The consultative meeting was supposed to be chaired by Bulawayo Town Clerk, Christopher Dube but Zhou said Dube and Director of Town Planning, Wisdom Siziba, were attending the security meeting at the provincial minister’s office. 

“We are trying to find a way to bring back sanity in the city. We know there are many issues with the business community but we are asking that for today, can we put our heads together about the unlawful activities that are happening in our streets and also how to keep the city clean,” she said. 

The chamber secretary acknowledged there was an anticipation of extensive enforcement around the city as the BCC took action against illegal vendors, but there was some disagreement over how to proceed. 

“Since we all live here, there was a lot of polarisation around enforcement. There were others who were preparing this and that which is why the security sector meeting was called today at 10am. While we try to correct the wrong, maybe let’s not ignite what happened before,” she said, highlighting sentiments that their crackdown sounded like Operation Murambatsvina. 

Operation Murambatsvina, also officially known as Operation Restore Order, was a large-scale Zimbabwean government campaign in 2005 to forcibly clear slum areas across the country. 

Zhou admitted that the BCC considered the possibility that their enforcement exercise, “if not well thought out, may not work to the desired result.” 

“We did as a city, as per the notice, say we were ready to start enforcement today. However, when we contacted our counterparts, in the Zimbabwe Republic Police (ZRP) yesterday (Tuesday), they thought it was wise to wait for today’s meeting, so that the whole security sector will make a proper way forward and enforce without putting anything in danger,” said the chamber secretary. 

“So that’s why we were not there (on the streets) in the morning but we were ready to. But unfortunately, in terms of our operations and our powers, the city municipal police have no arresting powers. It has to work hand in hand with the ZRP. When we arrest offenders on the street to enforce our bylaws, we hand them over to the ZRP.” 

The chamber secretary pointed out that if police had said, “We’re not ready for such a massive action, let’s wait for something,” it would have been “foolhardy” for the BCC to proceed. 

“It’s not that the city is reneging on its promise to restore sanity today, we have not.
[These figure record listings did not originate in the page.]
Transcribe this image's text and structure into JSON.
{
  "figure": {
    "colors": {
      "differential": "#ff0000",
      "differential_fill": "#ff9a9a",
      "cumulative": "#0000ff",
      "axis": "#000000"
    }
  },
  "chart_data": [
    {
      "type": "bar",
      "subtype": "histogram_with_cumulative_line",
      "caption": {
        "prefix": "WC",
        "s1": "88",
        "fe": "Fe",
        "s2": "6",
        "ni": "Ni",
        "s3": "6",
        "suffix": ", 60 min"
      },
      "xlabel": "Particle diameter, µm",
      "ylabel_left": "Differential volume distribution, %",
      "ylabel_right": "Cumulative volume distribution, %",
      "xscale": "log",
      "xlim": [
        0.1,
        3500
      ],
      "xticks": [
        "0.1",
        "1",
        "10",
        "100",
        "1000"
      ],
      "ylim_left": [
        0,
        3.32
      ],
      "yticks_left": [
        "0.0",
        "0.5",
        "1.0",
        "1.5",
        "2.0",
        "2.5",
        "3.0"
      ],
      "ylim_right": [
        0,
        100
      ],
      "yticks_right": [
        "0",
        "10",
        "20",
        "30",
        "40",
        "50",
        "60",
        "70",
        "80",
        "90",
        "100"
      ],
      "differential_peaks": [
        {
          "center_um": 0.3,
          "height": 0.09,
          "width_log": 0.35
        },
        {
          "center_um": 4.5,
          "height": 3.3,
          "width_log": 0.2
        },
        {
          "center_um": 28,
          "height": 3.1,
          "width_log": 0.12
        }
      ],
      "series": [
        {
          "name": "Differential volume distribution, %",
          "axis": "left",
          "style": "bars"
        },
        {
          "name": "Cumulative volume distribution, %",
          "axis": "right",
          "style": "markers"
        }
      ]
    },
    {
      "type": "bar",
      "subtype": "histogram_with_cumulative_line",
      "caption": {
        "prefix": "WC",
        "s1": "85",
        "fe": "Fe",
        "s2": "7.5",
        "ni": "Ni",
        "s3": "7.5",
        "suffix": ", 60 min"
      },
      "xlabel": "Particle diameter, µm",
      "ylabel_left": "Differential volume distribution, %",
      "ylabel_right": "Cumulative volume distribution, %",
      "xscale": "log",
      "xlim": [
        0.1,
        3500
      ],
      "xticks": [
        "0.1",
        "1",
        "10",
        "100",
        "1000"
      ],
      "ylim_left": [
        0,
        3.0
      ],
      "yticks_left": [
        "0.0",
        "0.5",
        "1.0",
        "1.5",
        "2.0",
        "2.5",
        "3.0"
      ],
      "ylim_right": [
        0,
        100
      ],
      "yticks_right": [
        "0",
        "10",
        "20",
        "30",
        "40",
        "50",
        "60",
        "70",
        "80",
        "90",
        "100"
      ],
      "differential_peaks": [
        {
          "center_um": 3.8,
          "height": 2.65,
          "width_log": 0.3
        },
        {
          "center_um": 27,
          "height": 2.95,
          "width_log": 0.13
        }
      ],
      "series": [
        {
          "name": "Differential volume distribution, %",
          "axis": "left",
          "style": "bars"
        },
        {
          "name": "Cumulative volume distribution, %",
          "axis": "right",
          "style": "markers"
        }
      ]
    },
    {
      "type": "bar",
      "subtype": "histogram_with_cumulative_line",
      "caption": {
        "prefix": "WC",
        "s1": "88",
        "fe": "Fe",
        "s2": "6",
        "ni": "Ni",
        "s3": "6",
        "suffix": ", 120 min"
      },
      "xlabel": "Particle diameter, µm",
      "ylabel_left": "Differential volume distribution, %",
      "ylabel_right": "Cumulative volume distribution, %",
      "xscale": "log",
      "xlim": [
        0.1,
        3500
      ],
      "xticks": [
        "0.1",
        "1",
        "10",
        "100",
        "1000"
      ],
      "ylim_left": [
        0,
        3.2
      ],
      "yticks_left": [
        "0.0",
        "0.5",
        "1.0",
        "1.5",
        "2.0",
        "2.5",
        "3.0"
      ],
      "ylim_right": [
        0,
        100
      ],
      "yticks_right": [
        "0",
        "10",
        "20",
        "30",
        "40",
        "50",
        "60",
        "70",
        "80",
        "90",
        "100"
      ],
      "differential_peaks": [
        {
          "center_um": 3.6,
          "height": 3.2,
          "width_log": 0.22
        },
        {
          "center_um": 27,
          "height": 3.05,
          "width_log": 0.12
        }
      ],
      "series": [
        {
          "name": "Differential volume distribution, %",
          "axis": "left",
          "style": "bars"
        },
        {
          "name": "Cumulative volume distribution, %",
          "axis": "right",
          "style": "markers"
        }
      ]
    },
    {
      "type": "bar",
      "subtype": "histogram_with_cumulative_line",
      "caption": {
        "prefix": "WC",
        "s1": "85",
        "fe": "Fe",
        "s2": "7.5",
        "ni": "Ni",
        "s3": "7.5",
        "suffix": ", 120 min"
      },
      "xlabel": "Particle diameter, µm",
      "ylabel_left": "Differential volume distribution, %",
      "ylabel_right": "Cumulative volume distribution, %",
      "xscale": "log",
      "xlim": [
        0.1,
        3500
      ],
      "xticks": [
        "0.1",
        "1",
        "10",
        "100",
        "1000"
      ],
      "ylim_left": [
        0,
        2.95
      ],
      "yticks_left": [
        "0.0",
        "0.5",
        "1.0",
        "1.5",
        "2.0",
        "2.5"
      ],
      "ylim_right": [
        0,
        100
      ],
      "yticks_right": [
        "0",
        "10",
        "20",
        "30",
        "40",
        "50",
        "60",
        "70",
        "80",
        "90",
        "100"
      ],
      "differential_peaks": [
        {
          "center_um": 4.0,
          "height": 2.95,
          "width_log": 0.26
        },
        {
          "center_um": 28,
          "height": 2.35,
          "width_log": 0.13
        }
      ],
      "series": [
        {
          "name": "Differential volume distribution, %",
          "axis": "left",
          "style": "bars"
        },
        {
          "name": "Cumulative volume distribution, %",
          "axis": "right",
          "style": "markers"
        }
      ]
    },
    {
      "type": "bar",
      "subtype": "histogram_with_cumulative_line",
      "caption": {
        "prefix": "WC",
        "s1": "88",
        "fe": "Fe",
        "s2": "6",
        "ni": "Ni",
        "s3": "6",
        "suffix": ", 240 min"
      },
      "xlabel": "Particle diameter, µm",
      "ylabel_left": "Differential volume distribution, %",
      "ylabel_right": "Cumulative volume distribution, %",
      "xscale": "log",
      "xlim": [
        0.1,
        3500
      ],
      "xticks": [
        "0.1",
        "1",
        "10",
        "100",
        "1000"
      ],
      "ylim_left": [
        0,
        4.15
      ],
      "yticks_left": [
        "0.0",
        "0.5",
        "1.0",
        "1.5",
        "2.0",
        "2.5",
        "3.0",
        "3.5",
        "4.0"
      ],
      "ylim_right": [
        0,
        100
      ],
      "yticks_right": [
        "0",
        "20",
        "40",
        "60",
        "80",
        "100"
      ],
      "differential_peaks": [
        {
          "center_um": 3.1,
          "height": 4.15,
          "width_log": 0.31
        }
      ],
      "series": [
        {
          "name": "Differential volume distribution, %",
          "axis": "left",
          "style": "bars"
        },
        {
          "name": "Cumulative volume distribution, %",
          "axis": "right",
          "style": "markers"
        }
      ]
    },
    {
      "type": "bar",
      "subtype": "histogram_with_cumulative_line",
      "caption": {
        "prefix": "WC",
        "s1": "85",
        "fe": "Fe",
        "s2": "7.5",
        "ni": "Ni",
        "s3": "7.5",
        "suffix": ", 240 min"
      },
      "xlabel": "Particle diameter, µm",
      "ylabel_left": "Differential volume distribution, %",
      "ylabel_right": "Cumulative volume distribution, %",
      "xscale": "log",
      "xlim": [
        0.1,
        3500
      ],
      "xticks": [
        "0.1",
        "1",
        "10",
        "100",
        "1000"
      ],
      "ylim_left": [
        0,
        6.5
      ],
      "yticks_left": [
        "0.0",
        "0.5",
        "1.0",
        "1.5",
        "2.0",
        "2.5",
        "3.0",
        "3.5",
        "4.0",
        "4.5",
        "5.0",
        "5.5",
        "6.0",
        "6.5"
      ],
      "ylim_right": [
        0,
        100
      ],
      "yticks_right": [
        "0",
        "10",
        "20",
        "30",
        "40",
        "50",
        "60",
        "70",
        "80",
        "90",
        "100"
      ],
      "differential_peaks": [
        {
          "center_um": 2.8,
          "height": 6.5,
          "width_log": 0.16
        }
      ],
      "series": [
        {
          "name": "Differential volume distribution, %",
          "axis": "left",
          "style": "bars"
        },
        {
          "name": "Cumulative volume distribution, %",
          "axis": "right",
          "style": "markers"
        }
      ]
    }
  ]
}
We are still ready,” she said, adding that as soon as the rest of the security sector which lends support to BCC for the exercise gives the go-ahead, the council would be ready to enforce the bylaws.  

According to Zhou, the business sector should be interested in the consultative meeting because the council would carry out enforcement in front of their premises. 

“In the event that maybe there is violence and all sorts of things, it will definitely affect your businesses. So, you are an important stakeholder to us,” she said. 

The local authority also held consultative meetings with informal traders, bus operators and political parties.